Na prática, a discussão sobre açúcar ou adoçante para quem tem diabetes deixou de olhar apenas para o valor da glicemia. Hoje, cientistas também observam fatores relacionados ao coração, metabolismo e comportamento alimentar. Entre os pontos mais analisados pelos pesquisadores estão:
- Controle da glicose após as refeições.
- Alterações no peso corporal.
- Saúde cardiovascular.
- Consumo total de alimentos ao longo do dia.
Esse olhar mais amplo ajuda a explicar por que as recomendações atuais costumam considerar o padrão alimentar completo, e não apenas a troca simples entre açúcar e adoçantes.

O que já se sabe e o que ainda precisa de resposta
A pergunta que mais aparece nas buscas da internet continua sendo direta: açúcar ou adoçante? No caso do açúcar, existe um consenso mais consolidado. O excesso está associado ao aumento do risco de obesidade, diabetes tipo 2, cáries e problemas cardiovasculares. Por isso, organizações de saúde seguem recomendando moderação.
Já os adoçantes estão em uma área onde ainda existem muitas investigações em andamento. Alguns trabalhos encontraram associações com doenças cardiovasculares, enquanto outros observaram possíveis benefícios quando usados para reduzir o consumo de açúcar.
Também existem pesquisas analisando possíveis impactos sobre o intestino, apetite e comportamento alimentar. Em alguns casos, os resultados apontam mudanças que merecem atenção. Em outros, os efeitos aparecem como pequenos ou inconclusivos.

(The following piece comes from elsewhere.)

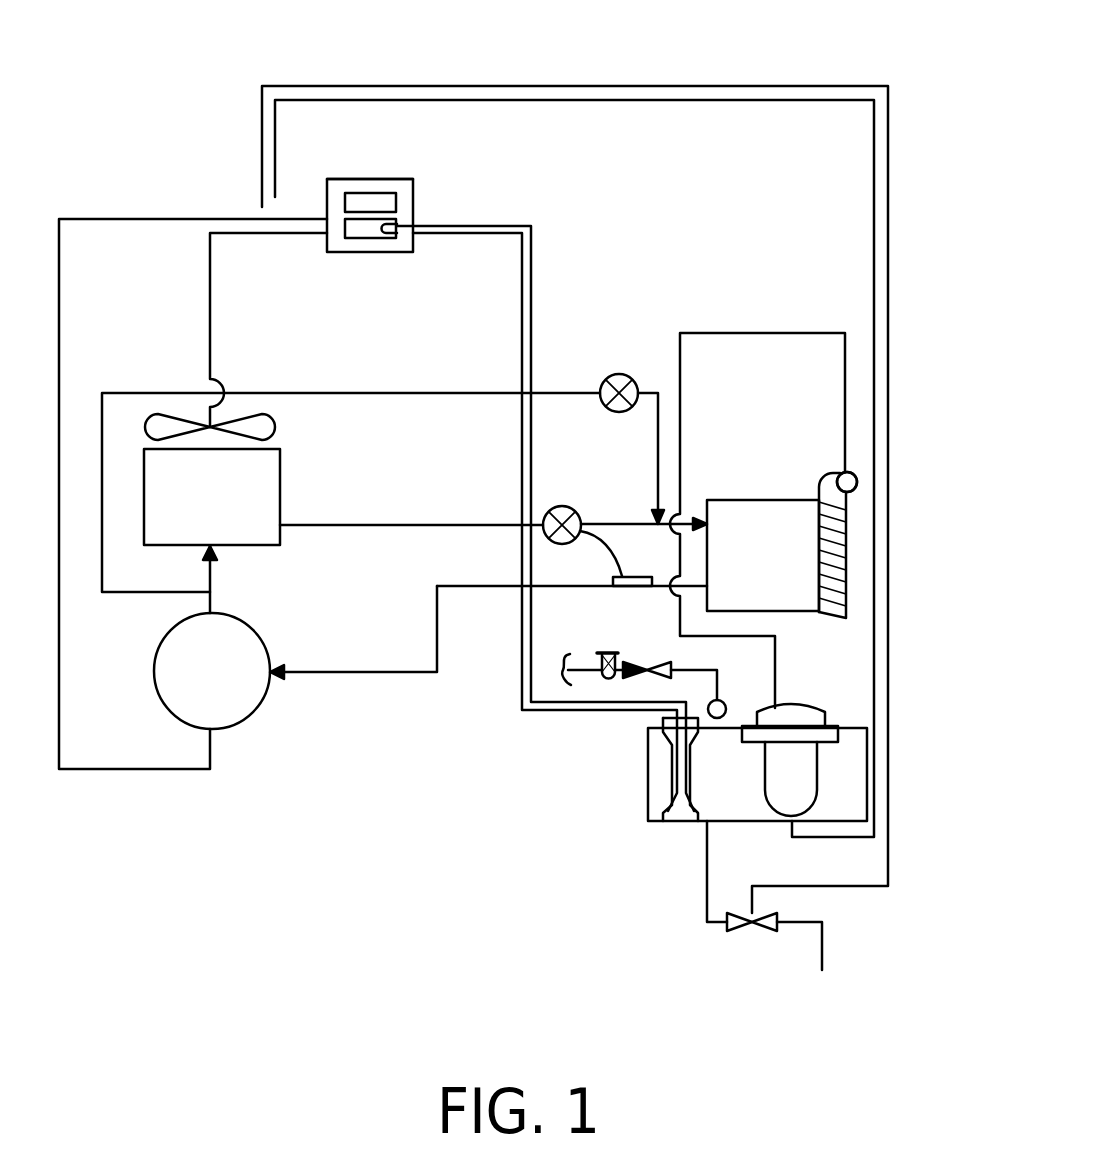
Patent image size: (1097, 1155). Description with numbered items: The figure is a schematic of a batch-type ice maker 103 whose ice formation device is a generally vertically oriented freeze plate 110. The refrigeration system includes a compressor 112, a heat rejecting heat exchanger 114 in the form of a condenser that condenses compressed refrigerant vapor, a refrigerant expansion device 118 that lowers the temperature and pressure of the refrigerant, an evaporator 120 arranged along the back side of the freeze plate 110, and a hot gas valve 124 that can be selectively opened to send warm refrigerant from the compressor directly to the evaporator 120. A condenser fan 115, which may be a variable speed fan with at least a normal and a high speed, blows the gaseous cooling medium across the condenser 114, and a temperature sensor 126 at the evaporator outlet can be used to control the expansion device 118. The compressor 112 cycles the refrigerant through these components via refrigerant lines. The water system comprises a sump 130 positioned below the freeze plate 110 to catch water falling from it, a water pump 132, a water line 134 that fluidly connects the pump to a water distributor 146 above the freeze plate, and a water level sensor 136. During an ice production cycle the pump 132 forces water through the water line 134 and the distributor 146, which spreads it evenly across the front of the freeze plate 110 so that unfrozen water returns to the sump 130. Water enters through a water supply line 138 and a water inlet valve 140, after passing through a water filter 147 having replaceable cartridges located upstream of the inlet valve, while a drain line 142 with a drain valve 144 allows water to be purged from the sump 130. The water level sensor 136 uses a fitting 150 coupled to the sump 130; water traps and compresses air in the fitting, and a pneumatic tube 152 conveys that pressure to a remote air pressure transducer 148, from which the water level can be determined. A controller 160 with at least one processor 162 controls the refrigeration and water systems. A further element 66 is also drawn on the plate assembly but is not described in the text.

Isso mostra por que ainda não existe uma resposta única válida para todos os consumidores.
Ao observar os estudos publicados até agora sobre o uso de açúcar ou adoçante, algumas conclusões aparecem com mais frequência:
- O excesso de açúcar continua sendo uma preocupação de saúde pública.
- Nem todos os adoçantes apresentam os mesmos resultados.
- Os efeitos podem variar conforme a quantidade consumida.
- Mais pesquisas de longo prazo ainda são necessárias.
Por enquanto, a principal mensagem dos especialistas é que as escolhas alimentares costumam funcionar melhor quando fazem parte de um padrão equilibrado, sem depender apenas de um ingrediente específico.
As descobertas recentes trouxeram novas perguntas, mas também ajudaram a mostrar que a decisão entre açúcar ou adoçante merece uma análise mais ampla do que parecia alguns anos atrás.